It's hard to describe the intensity of our forward progress as each one of us is trained, convicted, challenged, and moved closer to Jesus here at Ellerslie. Sunday morning, Mr. Ludy preached a powerful message on forgiveness, and Monday morning in our first session, he opened up the microphone for anyone who wanted to share a testimony of what God has done in their life.
He has opened up the microphone before for 10 to 20 minutes on various days, for people to share testimonies or confess sins that are burdening their hearts. But Monday, the stream of testimonies continued for hours, all throughout the duration of the morning session. We closed for lunch and resumed for the afternoon session, and the steady stream of people continued through the entirety of the two hours in the afternoon.
There were tears, there were confessions, there were people declaring their forgiveness for their parents or other people and praying a blessing over them, there were breakthroughs, there were prayers.
But I don't think anything was as powerful as when Marvin got up to share. He walked to the front and took the microphone with the look of a man going to his death.
"All of you are talking about forgiving your mom or dad," he said, "and it makes me a little bit envious, because I never had one." Marvin grew up in the foster care system and lived on the streets in Florida. He gave a short testimony of how the Lord had been breaking through in different areas of his life since he had been here at Ellerslie, and then he said softly, "I don't really know what I'm doing up here, because I still haven't forgiven my mom for lying to me for 14 years, telling me she was coming to get me, when she never did." And then this great, tough, cool man began to weep.

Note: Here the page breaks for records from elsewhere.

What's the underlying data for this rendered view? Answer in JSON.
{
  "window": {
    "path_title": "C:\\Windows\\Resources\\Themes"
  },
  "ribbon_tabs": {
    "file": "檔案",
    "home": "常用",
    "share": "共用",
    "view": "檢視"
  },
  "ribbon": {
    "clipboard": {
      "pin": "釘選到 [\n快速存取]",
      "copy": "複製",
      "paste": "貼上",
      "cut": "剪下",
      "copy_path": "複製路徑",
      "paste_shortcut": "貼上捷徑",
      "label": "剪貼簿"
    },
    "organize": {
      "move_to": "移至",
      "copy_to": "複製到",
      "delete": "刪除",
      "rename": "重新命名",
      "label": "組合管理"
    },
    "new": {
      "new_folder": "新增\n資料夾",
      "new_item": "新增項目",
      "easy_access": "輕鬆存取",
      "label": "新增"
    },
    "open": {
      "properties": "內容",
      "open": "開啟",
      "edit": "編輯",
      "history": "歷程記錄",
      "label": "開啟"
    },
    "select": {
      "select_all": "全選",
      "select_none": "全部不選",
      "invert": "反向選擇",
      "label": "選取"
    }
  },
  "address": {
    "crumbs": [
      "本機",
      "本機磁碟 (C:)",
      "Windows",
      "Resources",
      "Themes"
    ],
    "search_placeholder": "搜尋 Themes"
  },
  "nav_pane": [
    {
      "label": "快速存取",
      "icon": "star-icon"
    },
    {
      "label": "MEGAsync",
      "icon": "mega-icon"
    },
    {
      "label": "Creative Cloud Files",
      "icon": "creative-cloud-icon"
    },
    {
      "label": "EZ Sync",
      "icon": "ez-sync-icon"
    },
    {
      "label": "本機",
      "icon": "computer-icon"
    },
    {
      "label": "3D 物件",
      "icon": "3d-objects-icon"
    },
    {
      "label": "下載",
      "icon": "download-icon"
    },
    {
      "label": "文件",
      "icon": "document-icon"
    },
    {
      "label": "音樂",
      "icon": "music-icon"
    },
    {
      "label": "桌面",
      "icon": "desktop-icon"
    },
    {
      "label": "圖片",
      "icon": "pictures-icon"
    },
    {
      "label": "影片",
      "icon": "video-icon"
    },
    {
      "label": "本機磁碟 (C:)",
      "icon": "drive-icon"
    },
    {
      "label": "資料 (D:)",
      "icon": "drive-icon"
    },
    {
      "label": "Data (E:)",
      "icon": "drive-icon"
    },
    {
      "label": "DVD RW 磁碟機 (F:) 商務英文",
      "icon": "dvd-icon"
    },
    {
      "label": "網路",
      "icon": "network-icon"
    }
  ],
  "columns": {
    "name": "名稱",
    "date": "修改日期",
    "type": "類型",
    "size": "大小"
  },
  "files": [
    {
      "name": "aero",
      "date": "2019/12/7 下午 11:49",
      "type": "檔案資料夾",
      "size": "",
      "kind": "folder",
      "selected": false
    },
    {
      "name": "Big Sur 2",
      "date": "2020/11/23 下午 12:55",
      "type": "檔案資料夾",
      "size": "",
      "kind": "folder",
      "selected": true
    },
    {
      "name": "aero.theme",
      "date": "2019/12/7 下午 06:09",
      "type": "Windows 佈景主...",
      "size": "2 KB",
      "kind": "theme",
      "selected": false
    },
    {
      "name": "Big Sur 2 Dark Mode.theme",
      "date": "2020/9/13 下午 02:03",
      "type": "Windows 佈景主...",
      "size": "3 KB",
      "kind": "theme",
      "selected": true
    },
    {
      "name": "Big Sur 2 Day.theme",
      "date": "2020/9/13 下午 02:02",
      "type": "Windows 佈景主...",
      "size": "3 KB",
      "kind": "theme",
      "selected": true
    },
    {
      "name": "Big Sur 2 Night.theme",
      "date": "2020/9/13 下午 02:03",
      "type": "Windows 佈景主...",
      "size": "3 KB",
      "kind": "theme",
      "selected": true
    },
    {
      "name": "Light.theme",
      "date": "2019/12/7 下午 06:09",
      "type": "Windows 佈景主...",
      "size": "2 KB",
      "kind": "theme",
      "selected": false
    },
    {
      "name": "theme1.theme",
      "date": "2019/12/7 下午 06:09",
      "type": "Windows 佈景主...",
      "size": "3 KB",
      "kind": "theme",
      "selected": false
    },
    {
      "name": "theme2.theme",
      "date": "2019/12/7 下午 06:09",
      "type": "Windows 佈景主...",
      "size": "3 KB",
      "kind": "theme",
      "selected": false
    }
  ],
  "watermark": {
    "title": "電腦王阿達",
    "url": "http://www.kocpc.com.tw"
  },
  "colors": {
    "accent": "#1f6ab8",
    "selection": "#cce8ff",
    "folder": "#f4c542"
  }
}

The effect on us as the body was unforgettable. Almost all the girls were in tears, and we were all praying for him to be able to get the breakthrough. Mr. Ludy went to his side and began to counsel him, but he just couldn't do it. He couldn't see how he could forgive. He was afraid he was wasting all of our time. Mr. Ludy posed the question to us. "Is this wasting our time?" A resounding "NO!" rose up from every throat. One by one, the guys began to walk up to the front to surround him in silent support, until every man in the room was gathered around this one member of the body who was struggling.
Us girls were praying, laboring, with a grief that was inexplicable except as an evidence of the burden God's spirit was placing on our hearts for him. I felt a wrenching, burning sadness, as if I could feel the child's pain and loneliness, as if I myself was experiencing the agony of waiting for a mother who never came, as if I was entering in for a moment into the feeling of what it's like to be an orphan. I have never labored in prayer in such a way, but it was as if a wall had to come down in Marvin's heart, and God was using all of us to help to pull it down.
The minutes ticked away unheeded. I have no idea how long we simply prayed for Marvin, until the breakthrough came, and he got victory. Praise be to God for His mighty work!